Ruby è considerabile come il “non plus ultra” della sicurezza individuale.
Se provate a fare un giro sul sito di questa factory, noterete quanto siano raffinati i caschi che compongono la collezione 2008. Decidete voi come definirli: snob, aristocratici, alla moda, di classe… i termini a riguardo si sprecano, fattostà che Ruby propone nel mercato qualcosa di realmente mai raggiunto in termini di qualità, materiali e dettagli.

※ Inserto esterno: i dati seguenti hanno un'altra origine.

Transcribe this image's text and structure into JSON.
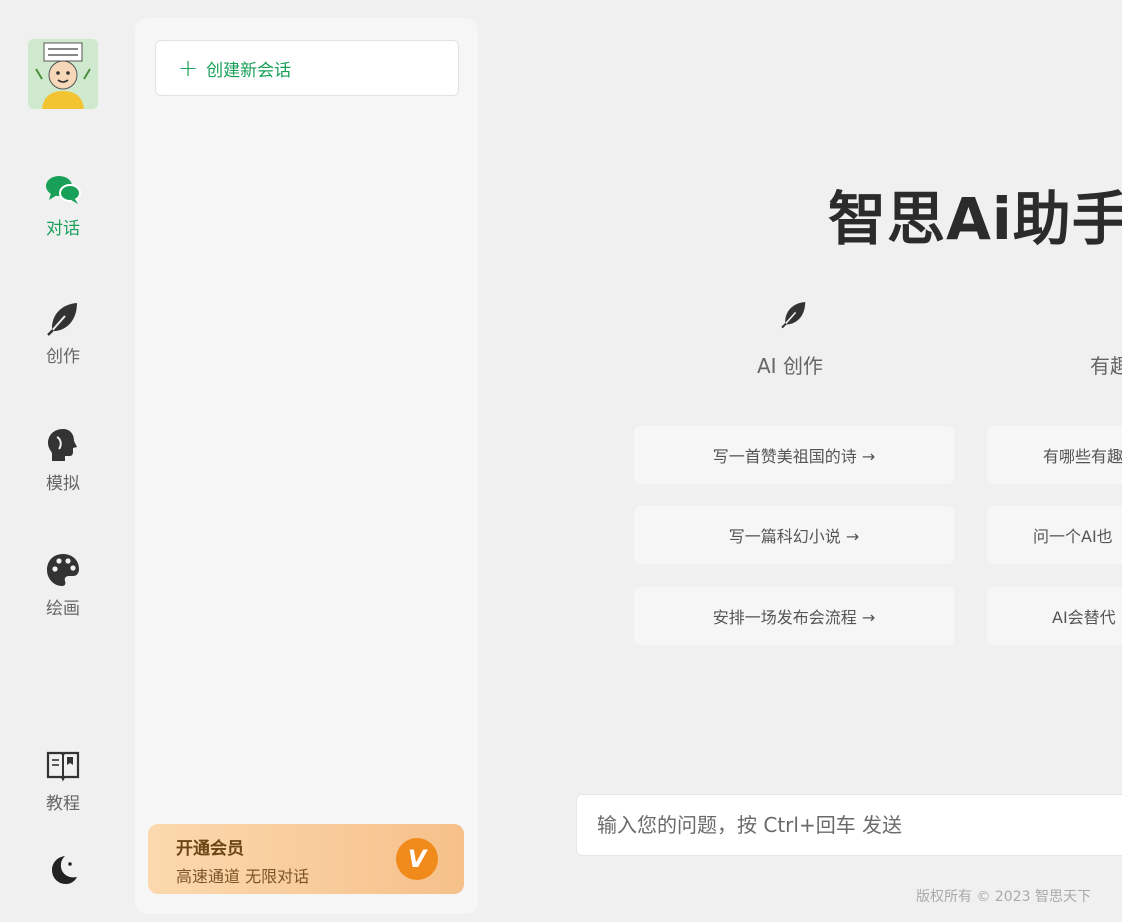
{
  "nav": {
    "items": [
      {
        "label": "对话",
        "icon": "chat-bubbles-icon",
        "active": true
      },
      {
        "label": "创作",
        "icon": "feather-icon",
        "active": false
      },
      {
        "label": "模拟",
        "icon": "head-profile-icon",
        "active": false
      },
      {
        "label": "绘画",
        "icon": "palette-icon",
        "active": false
      },
      {
        "label": "教程",
        "icon": "open-book-icon",
        "active": false
      }
    ],
    "theme_icon": "moon-icon"
  },
  "panel": {
    "new_chat_label": "创建新会话",
    "vip": {
      "title": "开通会员",
      "subtitle": "高速通道 无限对话",
      "badge": "V"
    }
  },
  "main": {
    "title": "智思Ai助手",
    "categories": [
      {
        "label": "AI 创作",
        "icon": "feather-icon"
      },
      {
        "label": "有趣"
      }
    ],
    "prompts_col1": [
      "写一首赞美祖国的诗 →",
      "写一篇科幻小说 →",
      "安排一场发布会流程 →"
    ],
    "prompts_col2": [
      "有哪些有趣",
      "问一个AI也",
      "AI会替代"
    ],
    "input_placeholder": "输入您的问题，按 Ctrl+回车 发送",
    "footer": "版权所有 © 2023 智思天下"
  },
  "colors": {
    "accent": "#18a058",
    "vip_badge": "#f08a1a",
    "background": "#f0f0f0"
  }
}
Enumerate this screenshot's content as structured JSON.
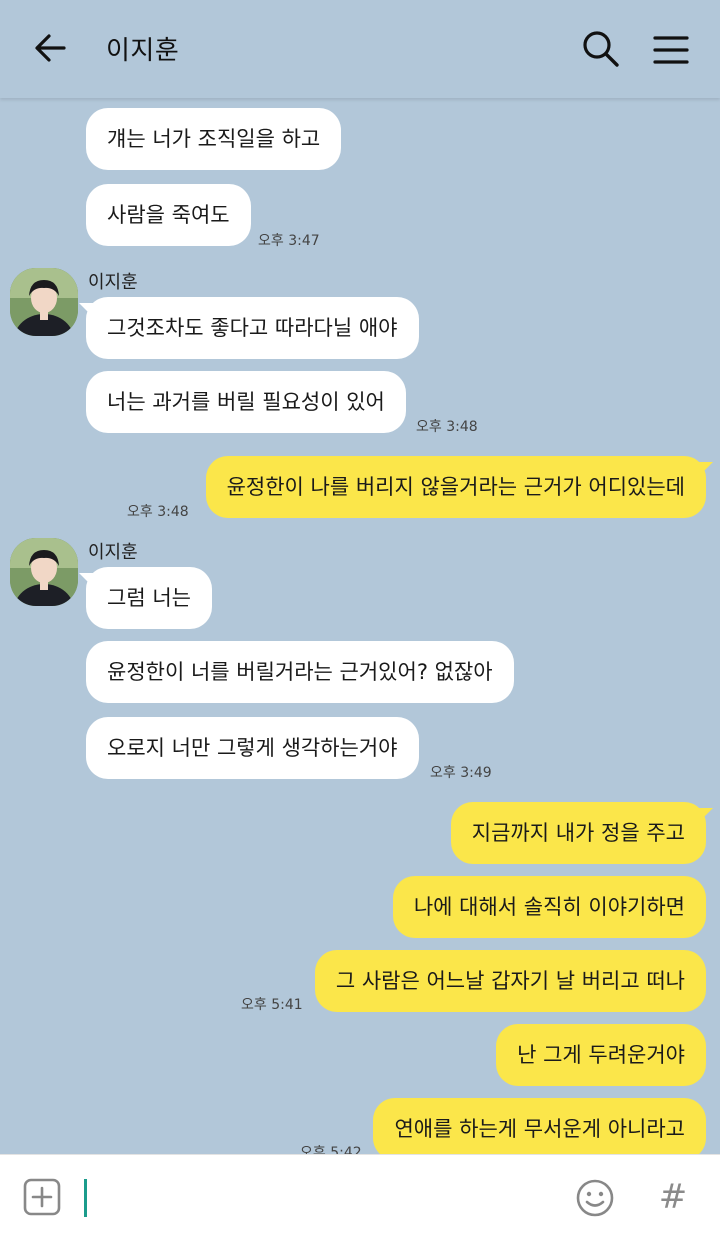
{
  "header": {
    "title": "이지훈",
    "back_icon": "arrow-left-icon",
    "search_icon": "search-icon",
    "menu_icon": "hamburger-menu-icon"
  },
  "colors": {
    "background": "#b2c7d9",
    "incoming_bubble": "#ffffff",
    "outgoing_bubble": "#fbe64a",
    "cursor": "#1b9c8c"
  },
  "messages": [
    {
      "dir": "in",
      "text": "걔는 너가 조직일을 하고"
    },
    {
      "dir": "in",
      "text": "사람을 죽여도",
      "time": "오후 3:47"
    },
    {
      "dir": "in",
      "sender": "이지훈",
      "text": "그것조차도 좋다고 따라다닐 애야"
    },
    {
      "dir": "in",
      "text": "너는 과거를 버릴 필요성이 있어",
      "time": "오후 3:48"
    },
    {
      "dir": "out",
      "text": "윤정한이 나를 버리지 않을거라는 근거가 어디있는데",
      "time": "오후 3:48"
    },
    {
      "dir": "in",
      "sender": "이지훈",
      "text": "그럼 너는"
    },
    {
      "dir": "in",
      "text": "윤정한이 너를 버릴거라는 근거있어? 없잖아"
    },
    {
      "dir": "in",
      "text": "오로지 너만 그렇게 생각하는거야",
      "time": "오후 3:49"
    },
    {
      "dir": "out",
      "text": "지금까지 내가 정을 주고"
    },
    {
      "dir": "out",
      "text": "나에 대해서 솔직히 이야기하면"
    },
    {
      "dir": "out",
      "text": "그 사람은 어느날 갑자기 날 버리고 떠나",
      "time": "오후 5:41"
    },
    {
      "dir": "out",
      "text": "난 그게 두려운거야"
    },
    {
      "dir": "out",
      "text": "연애를 하는게 무서운게 아니라고",
      "time": "오후 5:42"
    }
  ],
  "input": {
    "value": "",
    "plus_icon": "plus-box-icon",
    "emoji_icon": "smiley-icon",
    "hash_label": "#"
  }
}
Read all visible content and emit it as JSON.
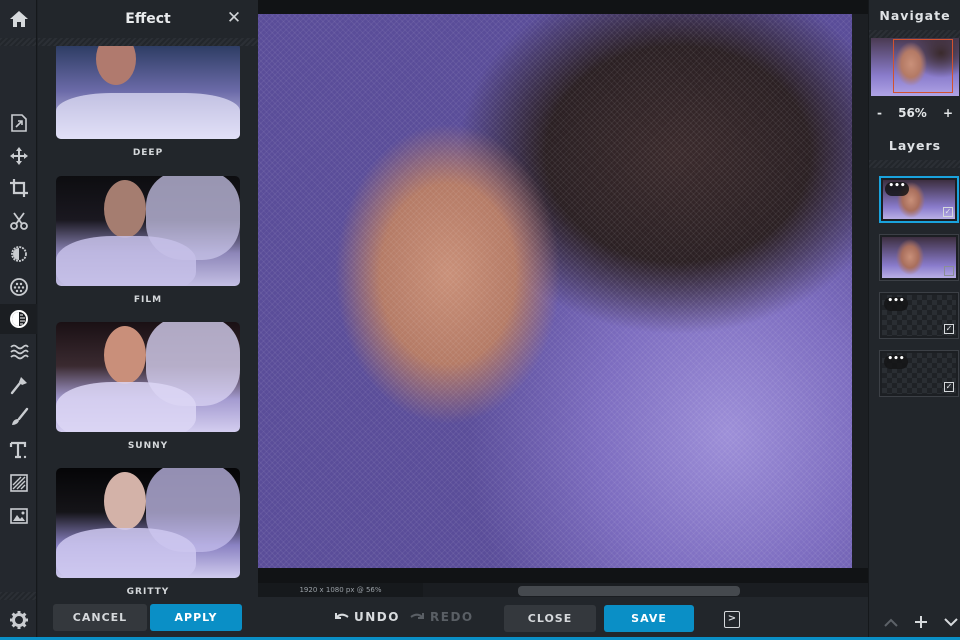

Le pretese di quest’azienda non si possono dire modeste, diventare l’Armani dei caschi non è un compito facile, ma la potenzialità è grande, puntando anche su una linea molto cafe racer, decisamente 60’s, che aggiunge esclusività al prodotto. Bisognerà aspettare la risposta dell’utenza.
I prezzi ancora sono avvolti dal mistero, ma penso sinceramente che svuoteranno più di un portafoglio.
Vitnick
28 mar 2008 - 09:15 - #1Li ho già toccati con mano a Verona….. Stupendi!!!!
Il prezzo si aggira dai 500 euro i colori standard…ai 600 euro quello bianco con le righe rosse in stile giapponese.
Vit
steppenwolf
28 mar 2008 - 09:16 - #2bellissimi, fichissimi, elegantissimi, snobbissimi,…
Ma proteggono la testa bene come un Arai? (tanto per dirne uno). Non ricordo di avere sentito di qualche pilota che li usa.
magnum_73
28 mar 2008 - 09:25 - #3500-600 € per un coso del genere, dai è una presa per il c..o
Ma la vogliamo smettere di guardare all’apparenza delle cose e badare molto di più alla sostanza??? Non ha visiera, non prese d’aria non ha niente di niente. I profili in pelle umana non proteggono la testa e non te la fanno stare più comoda!!!!
E’ un insulto a chi costruisce caschi degni di questo nome!!!!
a.nd.re.a (vero)
28 mar 2008 - 10:00 - #4fantastici, specie quello con la fibra a vista e quello jap style.
per chi vuole stile svenandosi un po’ meno c’è pure borsalino, ma qualitativamente mi pare inferiore.
3: dio ci ha donato la liberta di scelta: non ti piacciono? non comprarli.
Nota però che se tutti badassero alla sostanza, come dici tu, vedremmo solo arai bianchi in giro, che talvolta costano 1/5 di meno.
Goyathlay
28 mar 2008 - 10:27 - #5Non plus ultra della sicurezza individuale??? Scusate ma i caschi tipo “jet” dovrebbero vietarli, altro che sicuri!!!
Xfilerc
28 mar 2008 - 11:12 - #6Cioè… 500/600 Euro?????????????
Ma ke siete tutti completamente usciti di testa????
ciccyo83
28 mar 2008 - 11:15 - #7L’abominevole mal di stomaco che mi porta questa notizia non ve lo posso nascondere, poiché per motivi di studio ho esaminato le normative europee ed americane in materia di collaudo dei caschi da moto. Oltre ad essere oggetti di puro marketing, non proteggono adeguatamente il pilota da un eventuale caduta in moto, anche banale. Le ferite più gravi al volto si riportano fuori dalla città a causa del cedimento della visiera del casco integrale, il più delle volte per colpa dei guardrail, ma in città il casco integrale o modulare sarebbe preferibile: l’uso dei jet, padelline e quant’altro di affine rende drammatico l’esito anche di cadute banali. Poi certo se uno il casco da moto lo compra perché è bellino o alla moda è un suo diritto, come è un suo diritto quello di farsi male da solo. Tanto il maranza della situazione che va a 120 km/h in città con lo scooterone di turno, magari dopo aver pippato un po’ che non guasta mai, farà la fila per comprarsi un chiccheria del genere…date retta che queste notizie fanno solo rabbia a chi lavora davvero per la sicurezza del motociclista/scooterista.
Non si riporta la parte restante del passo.